Two years later, Cooper and Schoedsack would try again with another big-budget epic: The Last Days of Pompeii (1935, 95m, RKO). This film would have absolutely no significance here except that it too was remade, (1960, 105m, Italy), this time featuring that big time American Body-builder-turned-actor star of Italian "Cloak-and-sandal" action-fantasy flicks: Steve Reeves (He had already starred in Hercules, Hercules Unchained, and Goliath and the Barbarians in just 1959 & 1960). (Just so you know these things are circular, Goliath... also starred Bruce Cabot). Although Reeves would only make those two, the Italian "Hercules" movie series would continue for at least 26 years and 11 movies; some starring other body-builders-turned-actors Lou Ferrigno and Arnold Schwarzenegger. (Yes, I know that this is an incredible contrived segue from King Kong to Steve Reeves, but Steve is just about the only film reference mention in Rocky Horror that I don't mention somewhere here, and I'll be damned if I going to leave him out)
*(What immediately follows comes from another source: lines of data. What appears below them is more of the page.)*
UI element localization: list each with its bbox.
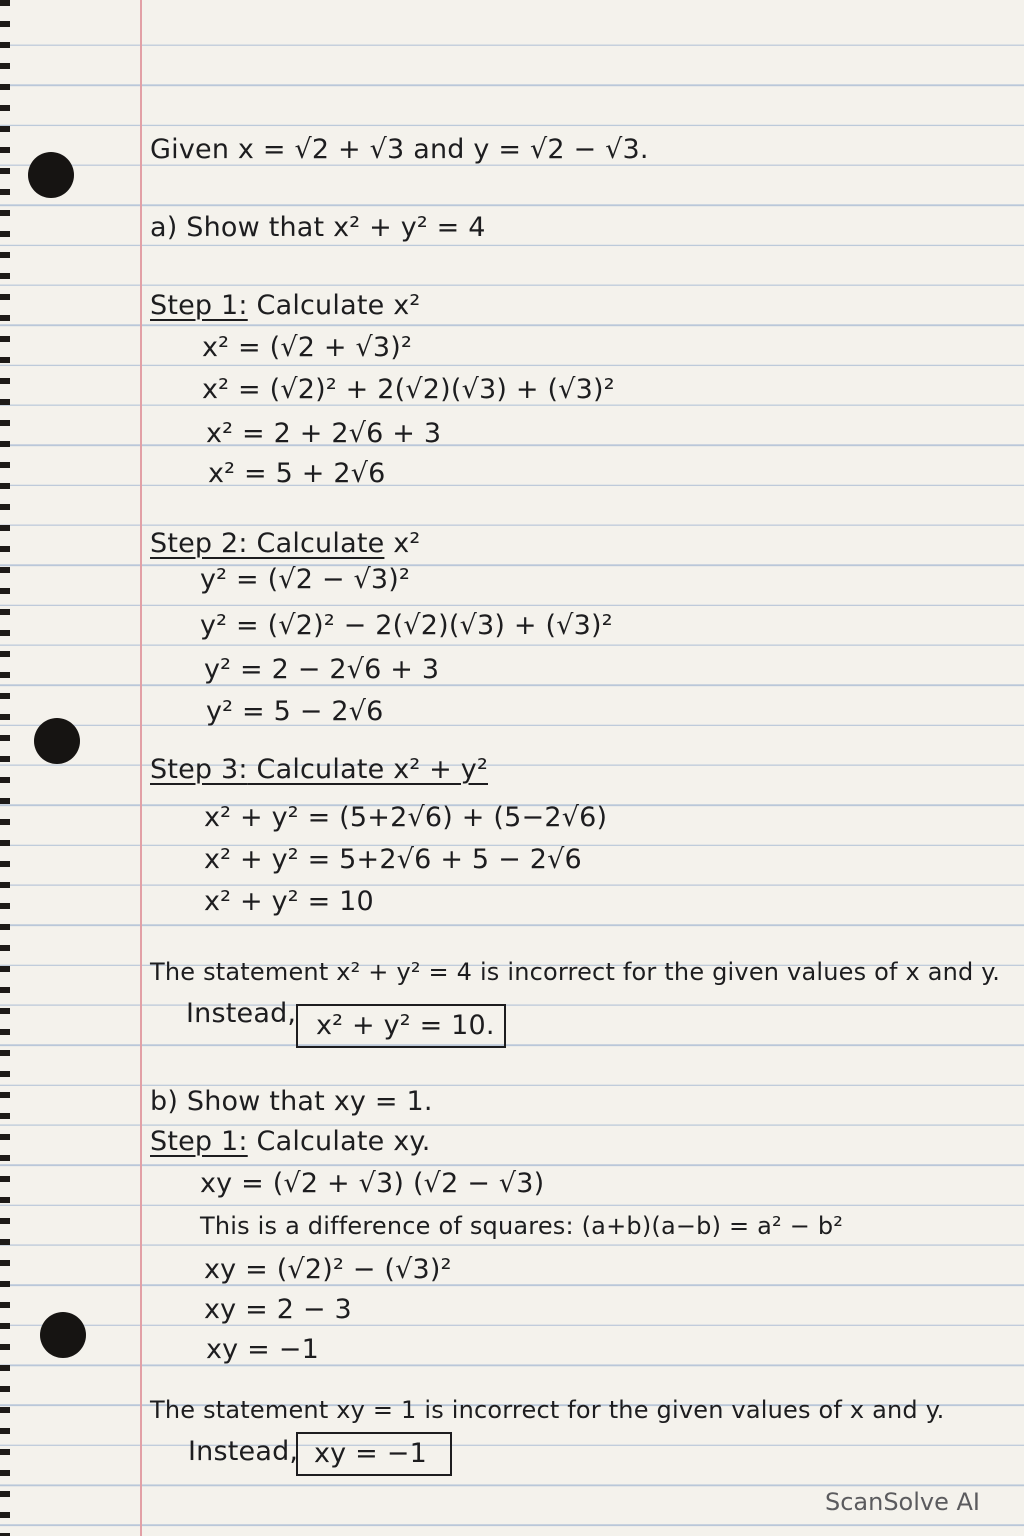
a-step1-line3: x² = 2 + 2√6 + 3 — [206, 418, 442, 449]
b-line5: xy = −1 — [206, 1334, 319, 1365]
a-answer: x² + y² = 10. — [316, 1010, 495, 1041]
margin-line — [140, 0, 142, 1536]
watermark-text: ScanSolve AI — [824, 1488, 980, 1516]
punch-hole-bottom — [40, 1312, 86, 1358]
part-b-prompt: b) Show that xy = 1. — [150, 1086, 433, 1117]
b-conclusion: The statement xy = 1 is incorrect for the given values of x and y. — [150, 1396, 945, 1424]
a-step1-line2: x² = (√2)² + 2(√2)(√3) + (√3)² — [202, 374, 615, 405]
a-step2-line3: y² = 2 − 2√6 + 3 — [204, 654, 440, 685]
b-line3: xy = (√2)² − (√3)² — [204, 1254, 452, 1285]
b-step1-label: Step 1: — [150, 1126, 248, 1157]
a-step3-heading — [150, 756, 488, 783]
b-line1: xy = (√2 + √3) (√2 − √3) — [200, 1168, 545, 1199]
a-step2-line2: y² = (√2)² − 2(√2)(√3) + (√3)² — [200, 610, 613, 641]
punch-hole-top — [28, 152, 74, 198]
a-step1-line1: x² = (√2 + √3)² — [202, 332, 413, 363]
a-step2-text: x² — [384, 528, 421, 559]
a-step2-line4: y² = 5 − 2√6 — [206, 696, 384, 727]
spiral-binding-edge — [0, 0, 10, 1536]
given-line: Given x = √2 + √3 and y = √2 − √3. — [150, 134, 649, 165]
a-step1-text: Calculate x² — [247, 290, 421, 321]
punch-hole-middle — [34, 718, 80, 764]
a-step2-label: Step 2: Calculate — [150, 528, 385, 559]
b-step1-heading — [150, 1128, 431, 1155]
a-step3-text: Calculate x² + y² — [247, 754, 488, 785]
b-step1-text: Calculate xy. — [247, 1126, 431, 1157]
a-step2-heading — [150, 530, 420, 557]
b-answer: xy = −1 — [314, 1438, 427, 1469]
a-conclusion: The statement x² + y² = 4 is incorrect for the given values of x and y. — [150, 958, 1001, 986]
b-line2: This is a difference of squares: (a+b)(a−b) = a² − b² — [200, 1212, 844, 1240]
a-step1-heading — [150, 292, 420, 319]
a-step1-line4: x² = 5 + 2√6 — [208, 458, 386, 489]
b-line4: xy = 2 − 3 — [204, 1294, 352, 1325]
a-step3-line3: x² + y² = 10 — [204, 886, 374, 917]
a-step1-label: Step 1: — [150, 290, 248, 321]
a-step3-line1: x² + y² = (5+2√6) + (5−2√6) — [204, 802, 608, 833]
b-instead: Instead, — [188, 1436, 299, 1467]
a-step3-label: Step 3: — [150, 754, 248, 785]
a-instead: Instead, — [186, 998, 297, 1029]
a-step2-line1: y² = (√2 − √3)² — [200, 564, 411, 595]
part-a-prompt: a) Show that x² + y² = 4 — [150, 212, 486, 243]
a-step3-line2: x² + y² = 5+2√6 + 5 − 2√6 — [204, 844, 582, 875]
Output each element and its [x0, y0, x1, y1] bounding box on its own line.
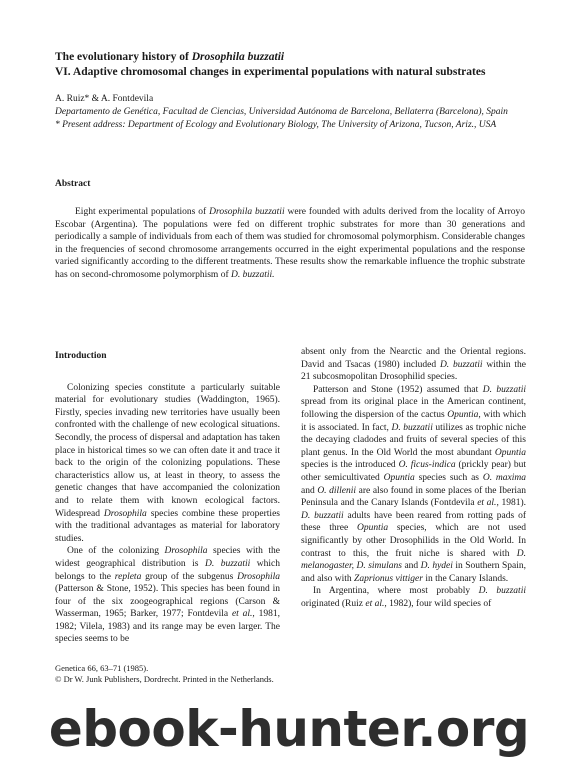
title-line-2: VI. Adaptive chromosomal changes in experimental populations with natural substrates — [55, 66, 486, 78]
author-block — [55, 93, 535, 131]
right-paragraph-1: Patterson and Stone (1952) assumed that D. buzzatii spread from its original place in the American continent, following the dispersion of the cactus Opuntia, with which it is associated. In fact, D. buzzatii utilizes as trophic niche the decaying cladodes and fruits of several species of this plant genus. In the Old World the most abundant Opuntia species is the introduced O. ficus-indica (prickly pear) but other semicultivated Opuntia species such as O. maxima and O. dillenii are also found in some places of the Iberian Peninsula and the Canary Islands (Fontdevila et al., 1981). D. buzzatii adults have been reared from rotting pads of these three Opuntia species, which are not used significantly by other Drosophilids in the Old World. In contrast to this, the fruit niche is shared with D. melanogaster, D. simulans and D. hydei in Southern Spain, and also with Zaprionus vittiger in the Canary Islands. — [301, 384, 527, 584]
title-species: Drosophila buzzatii — [191, 51, 285, 63]
journal-citation: Genetica 66, 63–71 (1985). — [55, 663, 149, 673]
affiliation: Departamento de Genética, Facultad de Ciencias, Universidad Autónoma de Barcelona, Bellaterra (Barcelona), Spain — [55, 106, 508, 117]
title-line-1: The evolutionary history of Drosophila buzzatii — [55, 51, 285, 63]
intro-paragraph-2: One of the colonizing Drosophila species with the widest geographical distribution is D. buzzatii which belongs to the repleta group of the subgenus Drosophila (Patterson & Stone, 1952). This species has been found in four of the six zoogeographical regions (Carson & Wasserman, 1965; Barker, 1977; Fontdevila et al., 1981, 1982; Vilela, 1983) and its range may be even larger. The species seems to be — [55, 546, 281, 645]
watermark-text: ebook-hunter.org — [48, 700, 530, 758]
paper-title — [55, 50, 555, 80]
present-address: * Present address: Department of Ecology and Evolutionary Biology, The University of Arizona, Tucson, Ariz., USA — [55, 119, 497, 130]
author-names: A. Ruiz* & A. Fontdevila — [55, 94, 154, 104]
intro-paragraph-1: Colonizing species constitute a particularly suitable material for evolutionary studies (Waddington, 1965). Firstly, species invading new territories have usually been confronted with the challenge of new ecological situations. Secondly, the process of dispersal and adaptation has taken place in historical times so we can often date it and trace it back to the origin of the colonizing populations. These characteristics allow us, at least in theory, to assess the genetic changes that have accompanied the colonization and to relate them with known ecological factors. Widespread Drosophila species combine these properties with the traditional advantages as material for laboratory studies. — [55, 382, 280, 544]
publication-footer — [55, 663, 274, 685]
right-column — [301, 346, 526, 610]
right-paragraph-0: absent only from the Nearctic and the Oriental regions. David and Tsacas (1980) included D. buzzatii within the 21 subcosmopolitan Drosophilid species. — [301, 347, 526, 383]
abstract-text: Eight experimental populations of Drosophila buzzatii were founded with adults derived from the locality of Arroyo Escobar (Argentina). The populations were fed on different trophic substrates for more than 30 generations and periodically a sample of individuals from each of them was studied for chromosomal polymorphism. Considerable changes in the frequencies of second chromosome arrangements occurred in the eight experimental populations and the response varied significantly according to the different treatments. These results show the remarkable influence the trophic substrate has on second-chromosome polymorphism of D. buzzatii. — [55, 207, 525, 280]
left-column — [55, 350, 280, 646]
abstract-heading: Abstract — [55, 179, 91, 189]
right-paragraph-2: In Argentina, where most probably D. buzzatii originated (Ruiz et al., 1982), four wild species of — [301, 586, 526, 609]
copyright-line: © Dr W. Junk Publishers, Dordrecht. Printed in the Netherlands. — [55, 674, 274, 684]
introduction-heading: Introduction — [55, 351, 107, 361]
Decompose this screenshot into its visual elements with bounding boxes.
And while we are on the subject of incredible contrived segues, we should note that The Last Days of Pompeii took its title (but not its plot) from a novel by the19th century British writer Sir Edward George Earl Bulwer-Lytton. Bulwer-Lytton, while famous for several historical novels, is infamous for the novel Paul Clifford which gave us the classic opening line "It was a dark and stormy night".